1 Gate pulse to determine processing time 2 High voltage power supply 3 Electrode 4 Driving force increase processing area for grain growth 5 Counter electrode 6 Steel plate 7 Small projection 8 Linear projection 9 Rolling direction 10 To the rolling direction of grain growth driving force increase processing 11 Interval of repetitive processing in the direction perpendicular to the rolling direction of the increase in driving force for grain growth

Claims (5)

[Claims] (1) Si: 1.5 to 7.0 wt%, Mn: 0.03 to 2.5 wt%, and contamination of C, S and N as impurities respectively: C: 0.003 wt% or less, S: 0.002 wt% or less N: 0.002 wt% or less of the electrical steel sheets, and among the crystal grains constituting the steel sheet, the number of crystal grains that penetrate in the thickness direction and have a grain size of 3 mm or less on the steel sheet surface. The ratio is over 65%,
A grain-oriented electrical steel sheet having a core loss of 98% or less and having a magnetic domain refinement treatment applied to the surface of the steel sheet, and having a low core loss and excellent distortion resistance and actual machine characteristics. 2. The steel sheet according to claim 1, wherein the average value of the grain size of the crystal grains penetrating in the sheet thickness direction on the steel sheet surface is not less than 8 mm and not more than 50 mm. Grain-oriented electrical steel sheet with excellent characteristics and actual machine characteristics. 3. The method according to claim 1, wherein the crystal grains penetrating in the thickness direction and having a grain size of 3 mm or less on the surface of the steel sheet include those which are artificially and regularly arranged. Grain-oriented electrical steel sheet with low iron loss and excellent distortion resistance and actual machine characteristics. 4. The magnetic domain refining treatment according to claim 1, 2 or 3, wherein (1) a depth: 50 μm or less and a width: 35
Repeatedly providing grooves of 0 μm or less in the rolling direction, (2)

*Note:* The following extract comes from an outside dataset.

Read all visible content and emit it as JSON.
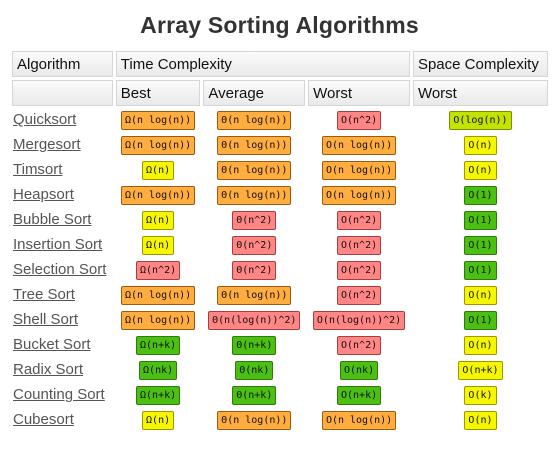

(3) smoothing the interface between the metal surface of the steel sheet and the non-metallic coating to an average roughness Ra of 0.3 μm or less in the surface direction of the steel sheet in the rolling direction; )
A grain-oriented electrical steel sheet with low iron loss, which is one of applying a crystal orientation enhancement treatment to the metal surface of the steel sheet, and having excellent distortion resistance characteristics and actual machine characteristics. 5. The steel sheet according to claim 4, wherein, among the crystal grains constituting the steel sheet, the crystal grains penetrate in the thickness direction and have a grain size of 3 mm.
When the average grain size of the crystal grains having a size exceeding D is defined as D (mm), (1) The total volume ratio V (unit: mm) of the grooves per unit area of the steel sheet is as follows for the grooves repeatedly provided in the rolling direction. formula
To make the range satisfying the relationship of (1), or log ₁₀ V ≦ −2.3 −0.01 × D --- (1) (2)
Total area ratio S of local strain per unit area of steel sheet (unit:
(Dimensionless) is within the range satisfying the relationship of the following formula (2), or log ₁₀ S ≦ −0.7 + 0.005 × D --- (2) (3) Average of the interface between the metal surface of the steel sheet and the nonmetal coating Regarding the roughness Ra, make sure this Ra satisfies the relationship of the following formula (3), or Ra ≦ 0.3− 0.1 × log ₁₀ D --- (3) (4) The crystal orientation given to the steel sheet metal surface In the emphasis processing, the grain boundary average step BS is set to a range that satisfies the relationship of the following equation (4): BS ≦ 3.0−log ₁₀ D (4) Grain-oriented electrical steel sheet with excellent characteristics and actual machine characteristics.